Le volet Diagonale sonore a pour objet la musique improvisée – initiative opportune car ces pratiques sont très rarement interrogées. Ces musiques sont faites mais sans donner lieu à expression d’une pensée, à un discours alors qu’elles soulèvent beaucoup de questions : leur rapport avec les musiques orales traditionnelles, avec les musiques fonctionnelles, avec le patrimoine musical, leur statut sociologique, économique, etc.

La dernière émission était centrée autour de la contrebassiste Joëlle Léandre. Elle y témoigne du machisme et de la violence des rapports sociaux dans le Jazz, en particulier aux USA ; musique qui, de ce point de vue, est loin d’être libre de tout déterminisme… Elle s’y livre aussi à une sorte de plaidoyer pro domo (c’est la moindre des choses qu’on attendait d’elle) en opposant musiques improvisées, orales aux musiques écrites par des assertions abruptes, au style inimitable, qui appellent compléments, déliaisons et mises en perspective.

 

Le modèle industriel

Tout d’abord, on ne peut que soutenir Joëlle Léandre lorsqu’elle dénonce les rapports sociaux pyramidaux qui sévissent dans la musique que l’on appelle improprement la « musique classique » – et qu’il faudrait dénommer « musique écrite », symphonique, en l’occurrence – pour peu que l’on garde en tête que le compositeur n’est au sommet que sur le plan symbolique, la véritable pyramide du pouvoir est dominée par le producteur, dissimulé derrière la figure du compositeur, mais détenant seul les cordons de la bourse…
En Italie, le directeur de théâtre détenait même le « final cut » dès L’incoronazione di Poppea (1642) – qui est en fait un assemblage autour d’une colonne vertébrale écrite par Claudio Monteverdi, mêlée de pages (ritournelles, pasticcio) de compositeurs divers et l’on sait que pour la création en France des Maîtres chanteurs, Wagner dû rajouter (la musique d’)un ballet – condition sine qua none pour être accepté par (le directeur de) l’Opéra de Paris, car le public bourgeois parisien n’aimait pas tant la musique que les danseuses…

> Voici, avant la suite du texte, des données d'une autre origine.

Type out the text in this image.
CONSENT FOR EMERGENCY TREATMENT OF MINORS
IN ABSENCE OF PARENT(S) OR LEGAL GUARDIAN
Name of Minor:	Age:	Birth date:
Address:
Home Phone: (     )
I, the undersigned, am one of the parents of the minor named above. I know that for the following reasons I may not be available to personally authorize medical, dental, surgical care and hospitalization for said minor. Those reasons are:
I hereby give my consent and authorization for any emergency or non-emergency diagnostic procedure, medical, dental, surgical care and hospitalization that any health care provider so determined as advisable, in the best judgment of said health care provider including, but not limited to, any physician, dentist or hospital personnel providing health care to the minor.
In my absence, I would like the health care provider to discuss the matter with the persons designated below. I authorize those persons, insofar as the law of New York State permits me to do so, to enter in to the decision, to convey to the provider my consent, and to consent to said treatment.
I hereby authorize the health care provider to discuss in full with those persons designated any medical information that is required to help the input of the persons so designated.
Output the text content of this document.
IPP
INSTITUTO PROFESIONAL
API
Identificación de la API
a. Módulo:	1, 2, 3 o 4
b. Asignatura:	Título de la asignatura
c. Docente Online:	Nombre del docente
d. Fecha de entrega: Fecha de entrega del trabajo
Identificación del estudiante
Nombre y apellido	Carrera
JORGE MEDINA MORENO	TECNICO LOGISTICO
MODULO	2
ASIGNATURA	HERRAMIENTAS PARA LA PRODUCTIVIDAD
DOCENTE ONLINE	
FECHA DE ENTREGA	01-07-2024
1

Le modèle auquel elle fait référence n’existe seulement que depuis le XIXe siècle avec la naissance d’une bourgeoisie capitaliste et son pendant, l’orchestre symphonique. Musique qui, effectivement transpire l’impérialisme dont on ne sait que trop quelle barbarie elle a couverte sous la tutelle du nazisme. On ne peut, du reste, que déplorer que rien n’ait été tenté pour dénazifier le répertoire symphonique germanique.

Je la suivrai aussi lorsqu’elle dénonce le muselage de la créativité des musiciens réduit au statut d’exécutant par les conservatoires – institution napoléonienne – dont la fonction est d’alimenter le recrutement des « musiciens du rang » selon la stricte hiérarchie symphonique.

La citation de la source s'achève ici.